The Hauptmarkt also today still bustles and thrives with activity and life, thanks to tourists seeking and finding their ways to the Dom and the Liebefraukirche along the narrow Sternstrasse, the Altestadt or the Basilika. Life still evolves around the market with stands selling flowers and textile, and the steps at the foot of the Petersbrunnen or the Marktkreuz attract the occasional drunkard and teenage hipsters hanging out.
In contrast stand the Dom and the Domfreihof in front of its Westtower. Through its special layout and solid, closed structure you immediately breath in the silence of the square, the murmuring crowd that strolls down Simeonstrasse is left behind in the center. Here an immediate sense of serenity dominates.

The trainride from Trier to Berlin Ostbahnhof took about 7 hours and 15 minutes. In the morning we had Frühstuck at the Hotel Monopol, opposite from the Hauptbahnhof at Trier. Frau Glatzel paraded her professional hospitality by keeping a watchful eye on the guests at their table. The sweeping of the entrance door, the pushing of a chair, the shuffling of a guest along the buffet table, every sound of activity provokes Frau Glatzel to appear in the opening at the sideroom with a obliged smile of helpful readiness. Breakfast is German, a plate of cheese and meats, a basket of rolls and bread, eggs, small packages of preserves and butter, a can of coffee, a can of orange juice and milk, yoghurt and cornflakes. At 9.00 am we pay the hotel bill cash, Bernd Glatzel, the Inhaber, insisted to be paid cash for the bargained price for the room of €55.

At 9.59 am we finally leave for Berlin again, first the regional train to Kölln, from where we take the ICE to Berlin Ostbahnhof. The ICEs are still as a mouse at 200 kilometers per hour. We enjoy the wide German landscape, changing from the picturesque Rheinland, to the flat Westfalen and the Volkswagen factories of Wolfsburg. After a long day travelling, in which I mainly read Baedeker’s guide to Trier and brought back the still shallow waters of my memory of Trier, we arrive in Berlin.

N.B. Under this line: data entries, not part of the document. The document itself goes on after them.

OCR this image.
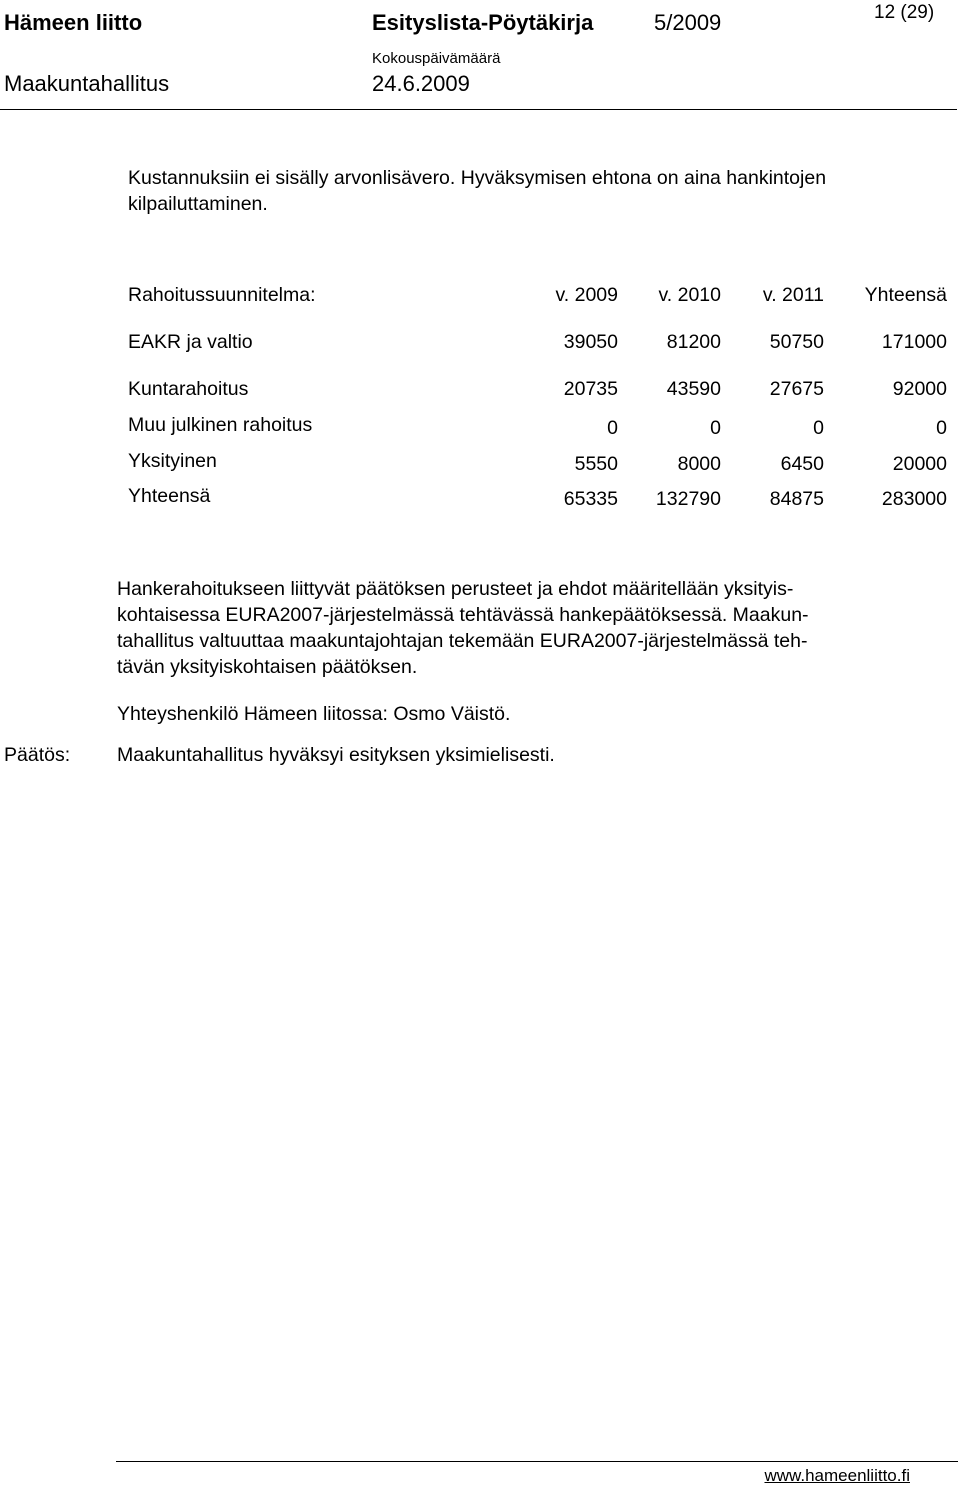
Hämeen liitto	Esityslista-Pöytäkirja	5/2009	12 (29)
Kokouspäivämäärä
Maakuntahallitus	24.6.2009
Kustannuksiin ei sisälly arvonlisävero. Hyväksymisen ehtona on aina hankintojen
kilpailuttaminen.
Rahoitussuunnitelma:	v. 2009	v. 2010	v. 2011	Yhteensä
EAKR ja valtio	39050	81200	50750	171000
Kuntarahoitus	20735	43590	27675	92000
Muu julkinen rahoitus	0	0	0	0
Yksityinen	5550	8000	6450	20000
Yhteensä	65335	132790	84875	283000
Hankerahoitukseen liittyvät päätöksen perusteet ja ehdot määritellään yksityis-
kohtaisessa EURA2007-järjestelmässä tehtävässä hankepäätöksessä. Maakun-
tahallitus valtuuttaa maakuntajohtajan tekemään EURA2007-järjestelmässä teh-
tävän yksityiskohtaisen päätöksen.
Yhteyshenkilö Hämeen liitossa: Osmo Väistö.
Päätös: Maakuntahallitus hyväksyi esityksen yksimielisesti.
www.hameenliitto.fi
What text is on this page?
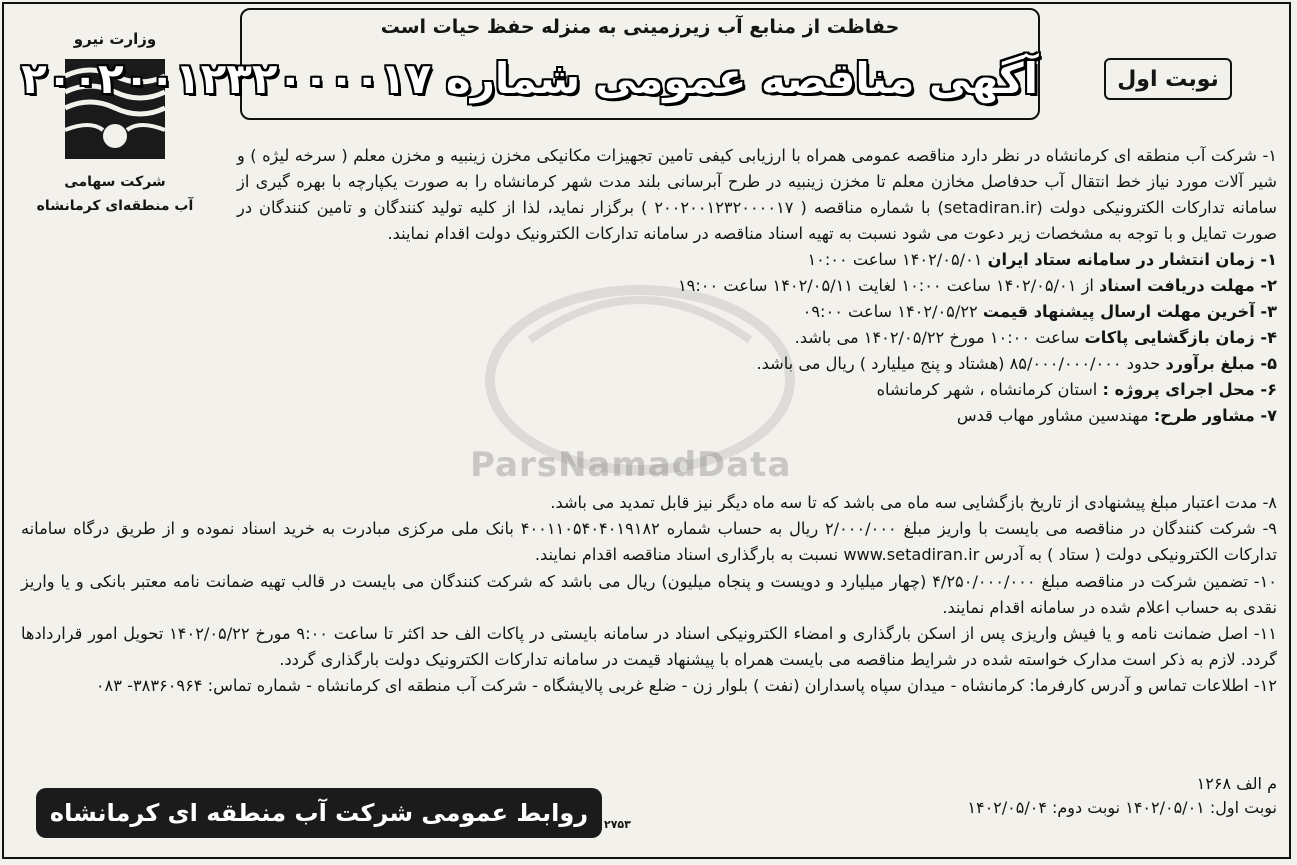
وزارت نیرو
شرکت سهامی
آب منطقه‌ای کرمانشاه
حفاظت از منابع آب زیرزمینی به منزله حفظ حیات است
آگهی مناقصه عمومی شماره ۲۰۰۲۰۰۱۲۳۲۰۰۰۰۱۷	نوبت اول
ParsNamadData
۱- شرکت آب منطقه ای کرمانشاه در نظر دارد مناقصه عمومی همراه با ارزیابی کیفی تامین تجهیزات مکانیکی مخزن زینبیه و مخزن معلم ( سرخه لیژه ) و شیر آلات مورد نیاز خط انتقال آب حدفاصل مخازن معلم تا مخزن زینبیه در طرح آبرسانی بلند مدت شهر کرمانشاه را به صورت یکپارچه با بهره گیری از سامانه تدارکات الکترونیکی دولت (setadiran.ir) با شماره مناقصه ( ۲۰۰۲۰۰۱۲۳۲۰۰۰۰۱۷ ) برگزار نماید، لذا از کلیه تولید کنندگان و تامین کنندگان در صورت تمایل و با توجه به مشخصات زیر دعوت می شود نسبت به تهیه اسناد مناقصه در سامانه تدارکات الکترونیک دولت اقدام نمایند.
۱- زمان انتشار در سامانه ستاد ایران ۱۴۰۲/۰۵/۰۱ ساعت ۱۰:۰۰
۲- مهلت دریافت اسناد از ۱۴۰۲/۰۵/۰۱ ساعت ۱۰:۰۰ لغایت ۱۴۰۲/۰۵/۱۱ ساعت ۱۹:۰۰
۳- آخرین مهلت ارسال پیشنهاد قیمت ۱۴۰۲/۰۵/۲۲ ساعت ۰۹:۰۰
۴- زمان بازگشایی پاکات ساعت ۱۰:۰۰ مورخ ۱۴۰۲/۰۵/۲۲ می باشد.
۵- مبلغ برآورد حدود ۸۵/۰۰۰/۰۰۰/۰۰۰ (هشتاد و پنج میلیارد ) ریال می باشد.
۶- محل اجرای پروژه : استان کرمانشاه ، شهر کرمانشاه
۷- مشاور طرح: مهندسین مشاور مهاب قدس
۸- مدت اعتبار مبلغ پیشنهادی از تاریخ بازگشایی سه ماه می باشد که تا سه ماه دیگر نیز قابل تمدید می باشد.
۹- شرکت کنندگان در مناقصه می بایست با واریز مبلغ ۲/۰۰۰/۰۰۰ ریال به حساب شماره ۴۰۰۱۱۰۵۴۰۴۰۱۹۱۸۲ بانک ملی مرکزی مبادرت به خرید اسناد نموده و از طریق درگاه سامانه تدارکات الکترونیکی دولت ( ستاد ) به آدرس www.setadiran.ir نسبت به بارگذاری اسناد مناقصه اقدام نمایند.
۱۰- تضمین شرکت در مناقصه مبلغ ۴/۲۵۰/۰۰۰/۰۰۰ (چهار میلیارد و دویست و پنجاه میلیون) ریال می باشد که شرکت کنندگان می بایست در قالب تهیه ضمانت نامه معتبر بانکی و یا واریز نقدی به حساب اعلام شده در سامانه اقدام نمایند.
۱۱- اصل ضمانت نامه و یا فیش واریزی پس از اسکن بارگذاری و امضاء الکترونیکی اسناد در سامانه بایستی در پاکات الف حد اکثر تا ساعت ۹:۰۰ مورخ ۱۴۰۲/۰۵/۲۲ تحویل امور قراردادها گردد. لازم به ذکر است مدارک خواسته شده در شرایط مناقصه می بایست همراه با پیشنهاد قیمت در سامانه تدارکات الکترونیک دولت بارگذاری گردد.
۱۲- اطلاعات تماس و آدرس کارفرما: کرمانشاه - میدان سپاه پاسداران (نفت ) بلوار زن - ضلع غربی پالایشگاه - شرکت آب منطقه ای کرمانشاه - شماره تماس: ۳۸۳۶۰۹۶۴- ۰۸۳
م الف ۱۲۶۸
نوبت اول: ۱۴۰۲/۰۵/۰۱ نوبت دوم: ۱۴۰۲/۰۵/۰۴
۲۷۵۳
روابط عمومی شرکت آب منطقه ای کرمانشاه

Today, the ruins have returned a deeper longing for intellectual engagement. I feel a drive to pursue the literary and classic tales of history and literature. I am reading Wibke Bruhns’ “Meines Vaters Land, Geschichte einer deutschen Familie” about Hans Georg Klamroth. The book and its place on the current best-sellers list in Germany is another example of Germany’s ‘Auflosung’ of its role and guilt in the Shoah and the National Socialist generation of Germans, a people, which was its creator and executioner by will. The same ‘Auflosing’ that is absent with regard to the DDR regime, which created a system of paranoia in which that same people participated largely. Now, the mutual and shared guilt is forgotten. What ‘good’ is to be expected from that?! Do Germans look toward Art again to guide the nation’s politics, while the reflection of the nation is instead aimed at the economic reconstruction and unification of Europe?